Australian-owned BOC will fund the plant, lease the land from Refining NZ and buy the CO2 from the company with no financial input from Refining NZ.
It will employ about 50 people during construction and is expected to by fully operational by the end of 2015.
It has yet to get resource consent, but that should not be a problem given that the refinery site is zoned for such industrial activities. Refining NZ chief executive officer (CEO) Sjord Post said the deal with BOC was a significant "win-win" for the refinery and New Zealand manufacturers.
"Continuing to improve our environmental performance is a key part of our business strategy.
"This investment gives us the capability to reduce CO2 emissions by more than 50,000 tonnes a year (about six per cent of CO2 emissions), and is a neat fit with our $365million Te Mahi Hou project, which will reduce CO2 emissions by around 120,000 tonnes (14 per cent of emissions) a year," Mr Post said.
"At the same time as reducing our environmental footprint it makes business sense all round to create a revenue stream independent of refining margins and the exchange rate - both of which impact processing fee revenue - while helping to secure an essential feedstock for New Zealand manufacturers for the foreseeable future."
BOC South Pacific managing director Colin Isaac said the state-of-the-art plant would further enhance BOC's efficient and cost-effective delivery of industrial gas to its growing New Zealand customer base.

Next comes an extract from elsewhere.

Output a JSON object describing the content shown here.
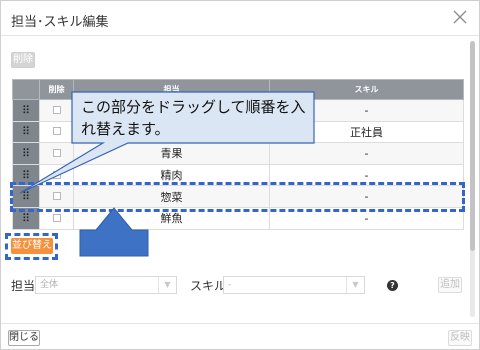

"BOC has been proudly doing business in New Zealand for over 100 years ... and our new CO2 plant at Refining NZ is yet another strong signal of our confidence in our New Zealand business well into the future," Mr Isaac said.

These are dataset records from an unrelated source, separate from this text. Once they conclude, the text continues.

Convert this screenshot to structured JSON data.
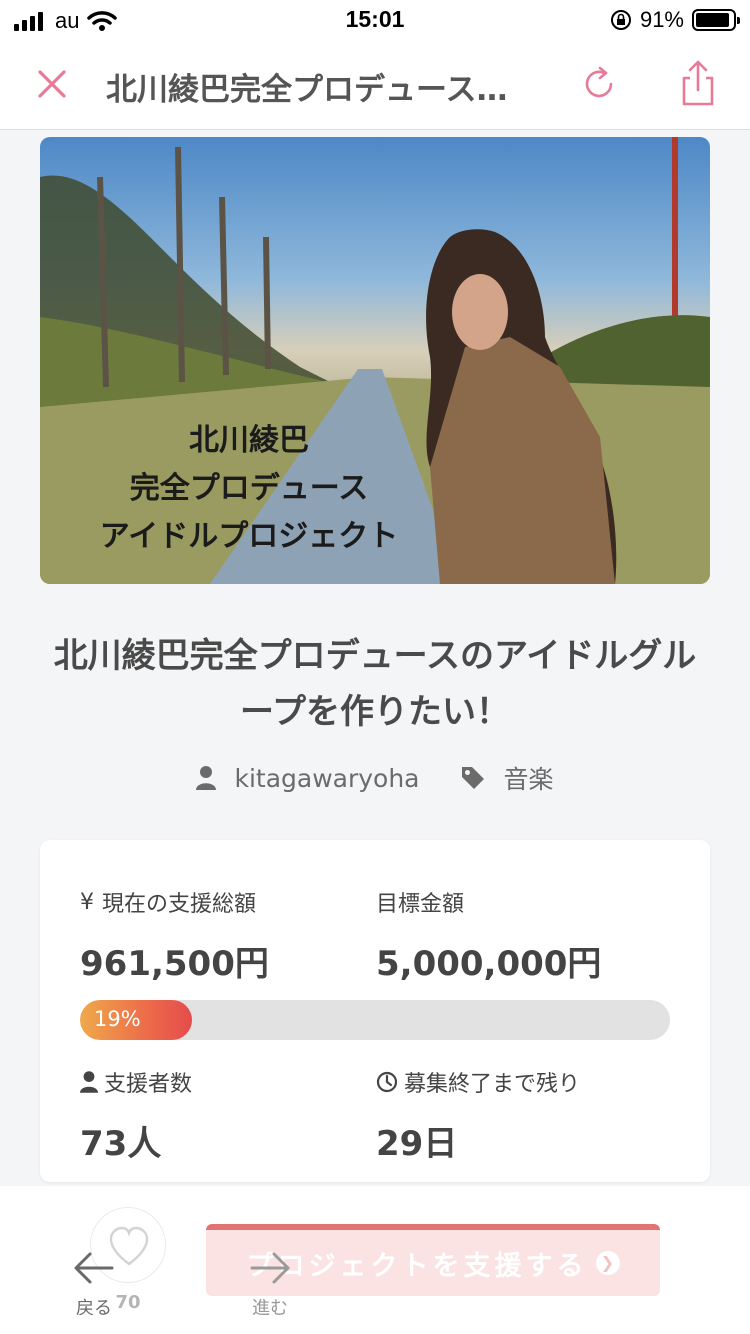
{
  "status_bar": {
    "carrier": "au",
    "time": "15:01",
    "battery_percent": "91%"
  },
  "nav": {
    "title": "北川綾巴完全プロデュース…",
    "icons": [
      "close-icon",
      "reload-icon",
      "share-icon"
    ],
    "accent_color": "#e87a98"
  },
  "hero": {
    "caption_lines": [
      "北川綾巴",
      "完全プロデュース",
      "アイドルプロジェクト"
    ]
  },
  "project": {
    "title": "北川綾巴完全プロデュースのアイドルグループを作りたい！",
    "owner": "kitagawaryoha",
    "category": "音楽"
  },
  "stats": {
    "current_label": "現在の支援総額",
    "current_symbol": "¥",
    "current_value": "961,500円",
    "goal_label": "目標金額",
    "goal_value": "5,000,000円",
    "progress_percent": 19,
    "progress_text": "19%",
    "supporters_label": "支援者数",
    "supporters_value": "73人",
    "remaining_label": "募集終了まで残り",
    "remaining_value": "29日"
  },
  "actions": {
    "like_count": "70",
    "support_button": "プロジェクトを支援する"
  },
  "toolbar": {
    "back": "戻る",
    "forward": "進む"
  }
}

He said both companies had agreed to a long-term contract exceeding 15 years for the production of purified CO2 from the refinery and the plant would be constructed to the "highest world standards".
Refining NZ's Te Mahi Hou project is due online in late 2015 and is expected to lift processing fee revenue by an estimated $70million per annum, and profit margins by around US$1.10 per barrel.
Carbon dioxide (chemical formula CO2) is a naturally occurring compound composed of two oxygen atoms each double bonded to a single carbon atom.
Burning of carbon-based fuels since the industrial revolution has rapidly increased its concentration in the atmosphere, leading to global warming.